I think most of us would agree that if Obama loses, it’ll be the race question that informs the discussion.
3) Bloomberg notes that a recent poll shows Americans are slightly less pessimistic about the economy. That usually doesn’t bode well for Democrats.
4) The Politico has a short piece saying HRC was never even asked for the usual vetting paperwork by the Obama campaign.
If you’ll remember, Obama’s response to whether or not he would consider HRC for VP was something along the lines of, “she’s on anybody’s short list.”
Apparently anybody but Obama. But don’t act surprised. I’m not.
5) Also at Politico, the perils of politics and technology. The Obama campaign promise to text message has spawned lots of. . . .
wait
for
it
hoax messages.
By the time Barack Obama is ready to announce his vice presidential pick, will anyone believe him?
In recent days, as speculation and anticipation has mounted, so too have phony text messages declaring Obama’s supposed running mate – from Evan Bayh and Hillary Rodham Clinton to Olympic gold medalist Michael Phelps.
—————–
In the absence of real information, pranksters have filled the gap with guidance from the website Wonkette – and maybe Howard Stern, too.
Well, as far as pranks go, I actually think that’s pretty weak.

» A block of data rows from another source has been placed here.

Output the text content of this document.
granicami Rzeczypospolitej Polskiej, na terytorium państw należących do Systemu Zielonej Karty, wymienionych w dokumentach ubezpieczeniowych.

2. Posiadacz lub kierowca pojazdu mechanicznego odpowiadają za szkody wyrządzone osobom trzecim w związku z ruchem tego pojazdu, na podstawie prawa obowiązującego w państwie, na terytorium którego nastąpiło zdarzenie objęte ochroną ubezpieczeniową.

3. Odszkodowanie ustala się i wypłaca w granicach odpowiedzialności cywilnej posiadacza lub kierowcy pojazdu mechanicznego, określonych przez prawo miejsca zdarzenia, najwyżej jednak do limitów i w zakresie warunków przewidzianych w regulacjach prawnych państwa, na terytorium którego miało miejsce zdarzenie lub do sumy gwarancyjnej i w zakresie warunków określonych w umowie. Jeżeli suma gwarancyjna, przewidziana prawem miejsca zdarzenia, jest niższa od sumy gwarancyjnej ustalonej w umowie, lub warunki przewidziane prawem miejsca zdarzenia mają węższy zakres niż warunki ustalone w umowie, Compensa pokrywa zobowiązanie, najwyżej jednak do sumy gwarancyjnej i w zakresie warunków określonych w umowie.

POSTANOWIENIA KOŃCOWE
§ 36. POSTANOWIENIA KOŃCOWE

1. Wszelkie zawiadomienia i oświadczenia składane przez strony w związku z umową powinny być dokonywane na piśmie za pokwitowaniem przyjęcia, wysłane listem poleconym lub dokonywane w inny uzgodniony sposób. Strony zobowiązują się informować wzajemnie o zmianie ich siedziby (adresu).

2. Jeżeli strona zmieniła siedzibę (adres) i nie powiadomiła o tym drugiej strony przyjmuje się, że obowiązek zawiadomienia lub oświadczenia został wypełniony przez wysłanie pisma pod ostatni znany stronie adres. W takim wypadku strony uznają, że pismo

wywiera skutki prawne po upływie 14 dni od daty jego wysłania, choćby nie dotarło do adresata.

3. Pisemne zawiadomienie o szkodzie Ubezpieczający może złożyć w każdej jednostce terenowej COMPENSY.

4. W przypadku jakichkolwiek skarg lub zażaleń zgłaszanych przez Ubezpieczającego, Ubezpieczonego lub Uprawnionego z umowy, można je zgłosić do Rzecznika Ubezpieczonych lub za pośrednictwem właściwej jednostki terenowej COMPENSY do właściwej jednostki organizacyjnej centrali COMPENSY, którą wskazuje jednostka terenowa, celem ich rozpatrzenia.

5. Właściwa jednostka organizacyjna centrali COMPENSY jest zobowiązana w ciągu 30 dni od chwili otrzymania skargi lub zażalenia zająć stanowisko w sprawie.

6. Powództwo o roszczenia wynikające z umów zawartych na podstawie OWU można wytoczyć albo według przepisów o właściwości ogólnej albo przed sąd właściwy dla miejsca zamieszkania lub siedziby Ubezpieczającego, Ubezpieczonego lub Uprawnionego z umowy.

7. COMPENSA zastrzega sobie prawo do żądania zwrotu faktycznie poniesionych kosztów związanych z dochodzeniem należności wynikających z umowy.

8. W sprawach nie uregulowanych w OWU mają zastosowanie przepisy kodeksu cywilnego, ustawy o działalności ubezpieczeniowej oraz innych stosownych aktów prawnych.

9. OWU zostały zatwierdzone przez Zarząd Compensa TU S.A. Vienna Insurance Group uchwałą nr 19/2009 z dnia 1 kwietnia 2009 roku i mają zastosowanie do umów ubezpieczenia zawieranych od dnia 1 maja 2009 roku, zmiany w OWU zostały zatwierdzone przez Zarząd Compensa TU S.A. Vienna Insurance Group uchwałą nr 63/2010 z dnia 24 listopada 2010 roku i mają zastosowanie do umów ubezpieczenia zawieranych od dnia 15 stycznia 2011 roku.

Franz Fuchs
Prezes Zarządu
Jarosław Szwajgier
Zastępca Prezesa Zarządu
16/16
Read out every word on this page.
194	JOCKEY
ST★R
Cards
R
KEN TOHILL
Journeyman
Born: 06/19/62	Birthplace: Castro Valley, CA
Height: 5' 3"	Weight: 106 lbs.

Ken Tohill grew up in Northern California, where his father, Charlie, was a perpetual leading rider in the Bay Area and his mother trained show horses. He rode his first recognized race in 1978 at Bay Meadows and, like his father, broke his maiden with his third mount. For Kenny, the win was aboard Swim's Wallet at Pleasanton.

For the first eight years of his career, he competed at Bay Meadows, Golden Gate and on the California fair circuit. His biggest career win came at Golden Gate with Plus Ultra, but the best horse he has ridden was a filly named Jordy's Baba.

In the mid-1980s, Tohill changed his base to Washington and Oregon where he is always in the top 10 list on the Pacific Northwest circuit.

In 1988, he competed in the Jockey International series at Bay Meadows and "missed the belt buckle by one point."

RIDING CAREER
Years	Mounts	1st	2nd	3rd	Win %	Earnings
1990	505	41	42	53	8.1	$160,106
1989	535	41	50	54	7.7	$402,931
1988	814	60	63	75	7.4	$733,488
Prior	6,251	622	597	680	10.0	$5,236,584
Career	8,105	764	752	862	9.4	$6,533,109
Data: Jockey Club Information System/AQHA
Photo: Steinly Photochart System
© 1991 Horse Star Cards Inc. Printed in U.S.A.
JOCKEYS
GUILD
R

Texting all those ‘bots to watch Fox for the announcement during Bill O’Reilly would have been much better.
6) Lastly, on a more serious note. The next American president will have a seriously resurgent Russia to think about. I’ve also heard that Britain’s MI6 may have placed Russia back on its “biggest danger to the UK” list. The article from realclearpolitics outlines some of what might be happening.
What did Putin seek when he sent his revitalized military and its vicious auxiliaries across the Great Caucasus? Three things:
1. To punish Georgia for its Westward yearnings and to destroy its president. Putin meant to make it clear that Moscow’s former possessions will not be allowed to create freewheeling, Western-allied democracies on Russia’s borders. Additionally, Putin resembles Bush in one odd respect: Both men personalize diplomacy, but where Bush has a Texan confidence that he can make a friend of anyone, Putin assesses every interlocutor as a potential enemy. Now Putin is venting his personal hatred of Georgia’s president, who had the audacity to talk back to the new czar.
2. To send a message to the strayed states of the old Russian (not Soviet) empire that Moscow still intends to rule all that the czars once ruled. Hungary, the Czech Republic and their Central European brethren aren’t included in Putin’s present appetite, but the entire Caucasus, Central Asia, the Baltic triplets, Ukraine and eastern Poland are on the Kremlin’s strategic menu.
3. To gain hegemony over the last non-Russian-controlled pipelines delivering gas and oil from the Caspian Basin and Central Asia to the West. Like many historically minded Russians, Putin recalls how desperate the World War II-era Germans were to reach Baku and its oil fields. The lesson he’s drawn is that, instead of merely depriving Panzers and Stukas of gasoline, reborn Russia can deny fuel to all of Europe in a crisis. Given that Kremlin-backed Russian energy interests have been able to hire a former German chancellor for a handful of Euros, it’s difficult to envision Europe uniting to diversify its energy sources: Europe is strolling open-eyed into energy slavery.
The essential point here is that Russia has a strategic vision, while the West does not. Putin
What do our presidential candidates offer in terms of “strategic vision?”